Spatial Orchestra: Locomotion Music Instruments through Spatial Exploration

TL;DR

Spatial Orchestra presents an AR musical instrument that enables music creation through natural locomotion within a 3.3 m × 3.3 m fenced play space. Ten color-coded bubbles hover at head height and emit synthesized cello notes drawn from the chord set $[EMaj, Em, FMaj7, GMaj, G7, Am, Bdim, Bm5, Cmaj, Dm]$, with sound localized to the user’s position and center omitted. The system uses a standalone AR headset and spatial audio to map movement into spatially localized notes as users walk into bubbles, enabling immediate participation without prior training. Iterative design refinements—improved bubble rendering, inner cues, and height-adjustable accessibility modes—alongside safety features and Azure Spatial Anchors reliability, demonstrate feasibility and inclusivity of embodied MR music experiences. Overall, the work demonstrates how spatial interaction and musical embodiment can broaden participation in music-making, with practical implications for education and public demonstrations.

Abstract

Spatial Orchestra demonstrates how easy it is to play musical instruments using basic input like natural locomotion, which is accessible to most. Unlike many musical instruments, our work allows individuals of all skill levels to effortlessly create music by walking into virtual bubbles. Our Augmented Reality experience involves interacting with ever-shifting sound bubbles that the user engages with by stepping into color-coded bubbles within the assigned area using a standalone AR headset.

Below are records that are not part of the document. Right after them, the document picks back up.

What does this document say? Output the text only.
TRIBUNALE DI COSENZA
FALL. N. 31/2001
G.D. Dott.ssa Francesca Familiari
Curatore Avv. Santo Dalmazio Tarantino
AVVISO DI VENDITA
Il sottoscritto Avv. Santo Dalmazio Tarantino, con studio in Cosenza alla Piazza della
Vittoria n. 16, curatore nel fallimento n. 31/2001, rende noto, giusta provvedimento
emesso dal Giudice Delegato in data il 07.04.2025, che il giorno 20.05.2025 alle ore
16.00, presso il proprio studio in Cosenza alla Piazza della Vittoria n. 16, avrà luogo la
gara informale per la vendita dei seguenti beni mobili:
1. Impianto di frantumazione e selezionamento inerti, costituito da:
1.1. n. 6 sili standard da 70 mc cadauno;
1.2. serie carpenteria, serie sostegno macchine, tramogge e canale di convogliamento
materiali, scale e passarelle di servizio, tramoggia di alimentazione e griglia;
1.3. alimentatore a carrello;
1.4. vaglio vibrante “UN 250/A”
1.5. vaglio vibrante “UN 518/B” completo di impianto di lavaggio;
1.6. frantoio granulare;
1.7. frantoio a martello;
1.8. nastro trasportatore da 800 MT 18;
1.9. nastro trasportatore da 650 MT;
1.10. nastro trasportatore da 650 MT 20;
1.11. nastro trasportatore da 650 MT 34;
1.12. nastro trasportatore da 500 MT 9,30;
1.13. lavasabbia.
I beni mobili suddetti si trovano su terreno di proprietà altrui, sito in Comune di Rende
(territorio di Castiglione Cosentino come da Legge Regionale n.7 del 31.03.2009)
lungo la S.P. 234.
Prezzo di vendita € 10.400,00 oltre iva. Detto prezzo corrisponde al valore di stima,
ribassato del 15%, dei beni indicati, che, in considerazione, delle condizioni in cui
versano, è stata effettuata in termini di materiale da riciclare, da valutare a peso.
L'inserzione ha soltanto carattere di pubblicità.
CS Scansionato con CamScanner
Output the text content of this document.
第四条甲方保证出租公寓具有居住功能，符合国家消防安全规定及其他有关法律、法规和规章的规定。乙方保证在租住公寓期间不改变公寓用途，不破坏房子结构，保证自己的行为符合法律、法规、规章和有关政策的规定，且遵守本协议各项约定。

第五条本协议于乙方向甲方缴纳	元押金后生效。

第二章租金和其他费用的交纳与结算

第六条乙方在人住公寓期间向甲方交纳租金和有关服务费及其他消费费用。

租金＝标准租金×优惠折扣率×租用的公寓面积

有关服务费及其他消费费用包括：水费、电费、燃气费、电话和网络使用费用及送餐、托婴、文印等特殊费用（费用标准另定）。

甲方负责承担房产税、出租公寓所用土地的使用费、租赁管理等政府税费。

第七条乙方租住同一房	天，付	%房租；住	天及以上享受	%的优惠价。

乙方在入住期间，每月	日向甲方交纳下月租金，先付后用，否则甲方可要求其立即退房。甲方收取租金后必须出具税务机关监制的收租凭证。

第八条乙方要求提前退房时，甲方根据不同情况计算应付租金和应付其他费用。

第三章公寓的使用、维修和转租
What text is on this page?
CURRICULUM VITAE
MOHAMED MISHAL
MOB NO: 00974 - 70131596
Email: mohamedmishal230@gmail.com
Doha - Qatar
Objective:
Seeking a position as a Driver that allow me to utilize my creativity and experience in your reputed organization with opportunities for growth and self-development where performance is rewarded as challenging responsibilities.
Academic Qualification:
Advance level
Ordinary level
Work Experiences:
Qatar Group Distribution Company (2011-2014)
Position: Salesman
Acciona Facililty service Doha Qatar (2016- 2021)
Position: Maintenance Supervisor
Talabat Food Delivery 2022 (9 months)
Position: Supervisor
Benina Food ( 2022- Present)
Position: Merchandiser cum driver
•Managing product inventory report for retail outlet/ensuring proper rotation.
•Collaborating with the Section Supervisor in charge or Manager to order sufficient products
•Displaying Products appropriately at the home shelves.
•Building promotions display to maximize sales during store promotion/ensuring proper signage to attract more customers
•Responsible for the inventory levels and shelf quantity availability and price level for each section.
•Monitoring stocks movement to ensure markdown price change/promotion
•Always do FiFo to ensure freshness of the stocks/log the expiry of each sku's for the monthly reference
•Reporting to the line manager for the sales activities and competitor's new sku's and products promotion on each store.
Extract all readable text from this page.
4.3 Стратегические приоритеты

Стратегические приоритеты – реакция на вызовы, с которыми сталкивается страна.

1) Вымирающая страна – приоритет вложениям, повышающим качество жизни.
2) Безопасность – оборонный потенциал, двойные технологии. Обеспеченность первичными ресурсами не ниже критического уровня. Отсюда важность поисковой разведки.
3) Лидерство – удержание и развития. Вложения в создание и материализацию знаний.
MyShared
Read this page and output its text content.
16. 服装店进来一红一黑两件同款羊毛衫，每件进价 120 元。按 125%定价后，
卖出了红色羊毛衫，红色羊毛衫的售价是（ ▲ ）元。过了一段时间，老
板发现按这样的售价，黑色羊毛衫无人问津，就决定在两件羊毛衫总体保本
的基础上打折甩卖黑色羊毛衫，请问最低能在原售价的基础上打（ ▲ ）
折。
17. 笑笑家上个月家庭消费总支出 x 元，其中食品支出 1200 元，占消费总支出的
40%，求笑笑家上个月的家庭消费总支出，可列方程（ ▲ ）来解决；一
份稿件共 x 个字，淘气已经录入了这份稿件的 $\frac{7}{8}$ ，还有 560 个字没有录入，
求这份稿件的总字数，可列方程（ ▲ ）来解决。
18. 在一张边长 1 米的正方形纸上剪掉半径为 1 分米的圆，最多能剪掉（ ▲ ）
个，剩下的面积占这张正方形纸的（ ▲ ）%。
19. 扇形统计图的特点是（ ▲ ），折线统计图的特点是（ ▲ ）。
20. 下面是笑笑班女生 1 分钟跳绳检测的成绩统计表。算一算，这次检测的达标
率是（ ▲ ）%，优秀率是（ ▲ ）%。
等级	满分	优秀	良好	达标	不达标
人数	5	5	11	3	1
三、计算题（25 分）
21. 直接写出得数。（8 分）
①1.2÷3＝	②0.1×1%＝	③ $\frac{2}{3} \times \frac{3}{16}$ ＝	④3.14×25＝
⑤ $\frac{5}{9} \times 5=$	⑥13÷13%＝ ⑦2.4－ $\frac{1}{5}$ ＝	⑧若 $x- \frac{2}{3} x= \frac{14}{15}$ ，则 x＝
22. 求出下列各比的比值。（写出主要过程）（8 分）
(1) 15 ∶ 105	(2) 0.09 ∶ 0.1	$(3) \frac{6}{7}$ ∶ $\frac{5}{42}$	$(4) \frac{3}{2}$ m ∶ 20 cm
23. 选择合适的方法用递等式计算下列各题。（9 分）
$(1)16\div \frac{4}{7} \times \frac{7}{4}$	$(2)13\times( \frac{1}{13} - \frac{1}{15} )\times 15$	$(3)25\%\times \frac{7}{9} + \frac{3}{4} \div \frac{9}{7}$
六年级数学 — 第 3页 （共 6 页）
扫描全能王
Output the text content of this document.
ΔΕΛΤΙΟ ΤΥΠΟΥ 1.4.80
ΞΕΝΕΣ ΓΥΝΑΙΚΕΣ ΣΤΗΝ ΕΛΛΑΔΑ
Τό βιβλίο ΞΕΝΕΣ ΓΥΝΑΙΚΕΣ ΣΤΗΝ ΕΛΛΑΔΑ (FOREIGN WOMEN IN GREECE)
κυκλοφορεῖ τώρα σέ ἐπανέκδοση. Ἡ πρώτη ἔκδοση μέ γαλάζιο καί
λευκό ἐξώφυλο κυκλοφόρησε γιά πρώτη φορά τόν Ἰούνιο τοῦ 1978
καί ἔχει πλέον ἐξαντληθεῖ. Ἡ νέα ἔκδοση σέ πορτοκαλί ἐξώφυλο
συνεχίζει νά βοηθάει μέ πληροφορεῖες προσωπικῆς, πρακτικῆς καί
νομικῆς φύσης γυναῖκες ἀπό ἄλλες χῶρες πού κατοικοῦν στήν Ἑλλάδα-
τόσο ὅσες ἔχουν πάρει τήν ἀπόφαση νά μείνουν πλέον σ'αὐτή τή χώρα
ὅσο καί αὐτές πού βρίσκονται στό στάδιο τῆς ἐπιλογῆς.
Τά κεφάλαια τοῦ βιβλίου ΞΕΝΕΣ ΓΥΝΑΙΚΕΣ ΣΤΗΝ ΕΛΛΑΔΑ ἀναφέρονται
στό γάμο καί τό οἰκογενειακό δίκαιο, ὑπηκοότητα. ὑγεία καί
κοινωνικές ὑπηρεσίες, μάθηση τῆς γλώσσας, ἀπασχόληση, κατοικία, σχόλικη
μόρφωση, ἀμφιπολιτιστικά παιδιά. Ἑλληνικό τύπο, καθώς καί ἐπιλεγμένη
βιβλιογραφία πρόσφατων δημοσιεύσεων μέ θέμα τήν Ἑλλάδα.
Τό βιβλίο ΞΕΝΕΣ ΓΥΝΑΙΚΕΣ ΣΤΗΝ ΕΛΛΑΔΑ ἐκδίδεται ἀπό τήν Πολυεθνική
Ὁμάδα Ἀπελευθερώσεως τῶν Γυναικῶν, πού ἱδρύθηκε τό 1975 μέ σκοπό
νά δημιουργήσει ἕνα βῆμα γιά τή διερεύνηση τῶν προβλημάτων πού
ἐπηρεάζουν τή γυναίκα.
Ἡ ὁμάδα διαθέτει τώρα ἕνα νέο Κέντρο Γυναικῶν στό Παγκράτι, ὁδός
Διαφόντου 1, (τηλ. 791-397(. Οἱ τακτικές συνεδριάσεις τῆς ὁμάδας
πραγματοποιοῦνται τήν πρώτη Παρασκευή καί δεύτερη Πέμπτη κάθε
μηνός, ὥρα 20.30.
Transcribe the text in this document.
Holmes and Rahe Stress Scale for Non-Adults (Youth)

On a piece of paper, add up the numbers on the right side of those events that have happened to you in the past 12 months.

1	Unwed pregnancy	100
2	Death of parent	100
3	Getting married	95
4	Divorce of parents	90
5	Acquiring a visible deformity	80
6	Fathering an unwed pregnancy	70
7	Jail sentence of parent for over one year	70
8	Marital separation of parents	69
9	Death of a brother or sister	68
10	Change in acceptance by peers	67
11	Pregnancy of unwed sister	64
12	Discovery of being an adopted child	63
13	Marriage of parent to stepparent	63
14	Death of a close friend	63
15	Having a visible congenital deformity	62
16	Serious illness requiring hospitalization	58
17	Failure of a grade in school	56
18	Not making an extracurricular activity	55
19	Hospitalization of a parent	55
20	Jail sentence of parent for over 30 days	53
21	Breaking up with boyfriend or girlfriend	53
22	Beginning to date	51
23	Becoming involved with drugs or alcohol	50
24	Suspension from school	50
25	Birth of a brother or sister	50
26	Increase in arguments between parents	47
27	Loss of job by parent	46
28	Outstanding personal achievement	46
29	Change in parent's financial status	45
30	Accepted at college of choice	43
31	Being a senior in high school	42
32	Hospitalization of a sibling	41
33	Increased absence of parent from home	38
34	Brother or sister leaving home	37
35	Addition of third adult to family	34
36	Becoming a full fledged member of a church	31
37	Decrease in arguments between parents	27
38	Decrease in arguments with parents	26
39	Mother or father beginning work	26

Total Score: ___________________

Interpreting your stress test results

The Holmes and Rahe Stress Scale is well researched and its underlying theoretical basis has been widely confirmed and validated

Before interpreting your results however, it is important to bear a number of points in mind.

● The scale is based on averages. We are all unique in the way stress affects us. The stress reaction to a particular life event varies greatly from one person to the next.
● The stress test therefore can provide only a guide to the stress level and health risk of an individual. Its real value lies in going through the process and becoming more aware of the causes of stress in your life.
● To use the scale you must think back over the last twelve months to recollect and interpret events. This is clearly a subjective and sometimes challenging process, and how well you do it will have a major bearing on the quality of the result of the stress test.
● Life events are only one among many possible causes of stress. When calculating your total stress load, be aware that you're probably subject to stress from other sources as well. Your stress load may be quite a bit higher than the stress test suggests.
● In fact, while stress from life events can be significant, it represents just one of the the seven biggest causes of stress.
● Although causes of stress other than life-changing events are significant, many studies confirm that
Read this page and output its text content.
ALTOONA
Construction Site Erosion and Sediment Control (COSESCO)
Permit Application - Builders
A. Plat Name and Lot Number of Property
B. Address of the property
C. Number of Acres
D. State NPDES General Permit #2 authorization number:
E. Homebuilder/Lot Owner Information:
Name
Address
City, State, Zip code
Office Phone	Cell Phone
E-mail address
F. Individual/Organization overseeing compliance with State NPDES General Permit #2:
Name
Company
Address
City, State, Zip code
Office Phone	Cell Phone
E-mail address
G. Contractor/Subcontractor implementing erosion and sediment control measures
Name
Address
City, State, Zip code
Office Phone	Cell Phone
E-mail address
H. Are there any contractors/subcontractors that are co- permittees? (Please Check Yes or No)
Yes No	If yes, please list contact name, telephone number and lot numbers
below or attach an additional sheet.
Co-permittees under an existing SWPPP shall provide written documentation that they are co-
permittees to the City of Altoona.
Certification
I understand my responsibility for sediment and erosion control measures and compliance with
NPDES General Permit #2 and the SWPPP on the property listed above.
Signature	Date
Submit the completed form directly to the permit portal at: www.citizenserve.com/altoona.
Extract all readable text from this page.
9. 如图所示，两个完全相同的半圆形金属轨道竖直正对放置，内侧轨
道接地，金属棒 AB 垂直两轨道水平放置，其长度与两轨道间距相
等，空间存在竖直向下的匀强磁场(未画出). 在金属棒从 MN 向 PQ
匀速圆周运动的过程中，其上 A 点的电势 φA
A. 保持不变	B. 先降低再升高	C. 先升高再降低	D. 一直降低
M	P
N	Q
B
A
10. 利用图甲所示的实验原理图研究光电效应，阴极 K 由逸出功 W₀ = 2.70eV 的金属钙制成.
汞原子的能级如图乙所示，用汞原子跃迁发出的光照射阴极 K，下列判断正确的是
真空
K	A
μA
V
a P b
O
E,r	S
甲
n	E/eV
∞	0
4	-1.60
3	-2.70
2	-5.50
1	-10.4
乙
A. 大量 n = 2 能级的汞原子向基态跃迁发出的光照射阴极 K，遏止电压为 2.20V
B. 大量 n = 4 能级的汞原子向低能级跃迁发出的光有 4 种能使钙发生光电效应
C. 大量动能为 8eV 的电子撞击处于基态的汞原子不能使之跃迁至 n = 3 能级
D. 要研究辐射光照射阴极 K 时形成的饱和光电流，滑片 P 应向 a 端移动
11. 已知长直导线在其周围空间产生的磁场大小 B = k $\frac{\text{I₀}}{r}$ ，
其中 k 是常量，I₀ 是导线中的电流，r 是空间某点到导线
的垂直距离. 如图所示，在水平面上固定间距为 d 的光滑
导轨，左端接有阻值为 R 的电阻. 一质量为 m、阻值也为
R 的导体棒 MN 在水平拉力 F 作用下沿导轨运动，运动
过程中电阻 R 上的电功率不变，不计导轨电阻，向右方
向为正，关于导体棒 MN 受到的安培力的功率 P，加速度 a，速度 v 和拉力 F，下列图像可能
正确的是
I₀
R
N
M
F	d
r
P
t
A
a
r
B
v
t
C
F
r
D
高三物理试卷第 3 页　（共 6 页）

Each bubble corresponds to a cello note, and omits sound from the center of the bubble, and lets the user hear and express in spatial audio, effectively transforming participants into musicians. This interactive element enables users to explore the intersection of spatial awareness, musical rhythm that extends to bodily expression through playful movements and dance-like gestures within the bubble-filled environment. This unique experience illuminates the intricate relationship between spatial awareness and the art of musical performance.

Figures (3)

• Figure 1: An aerial perspective of the stage arrangement that the user explores. a. The physical space used for the Spatial Orchestra. b. The fencing and virtual stage are all augmented. c. There are ten augmented virtual bubbles set up in the area. Each bubble emits unique cello notes that are color coded to enable user interaction.
• Figure 2: a. The bubble rendering model underwent improvements based on user feedback. Left: The original bubble featured a color highlight at the edge, representing the bubble's assigned color. Right: The original bubble used had a color highlight of the bubble’s assigned color at the edge of the bubble. Right: A new shader incorporated a white highlight for improved visibility of the bubble's boundaries. Adjustments were also made to the transparency and illumination levels, addressing user concerns about clarity when multiple bubbles are stacked and colors are mixed. b. We addressed a critical issue with the original shader – users struggled to identify if they were inside the bubble. To solve this, we added a visual cue. Now, when users enter the bubble, the scene adopts a translucent color within the bubble's view. This was achieved through a double-sided shader, rendering both sides of the mesh.
• Figure 3: a. Compares the virtual bubbles' size to the virtual fence's height. Based on individual viewpoint heights, it may be challenging for some people to interact with bubbles directly. b. View from the person in a wheelchair engaging with the bubbles. c. We implemented an accessibility mode that allowed manual adjustment to the height of the bubbles. As you can see, the bubbles appear at the correct height when viewed from a wheelchair.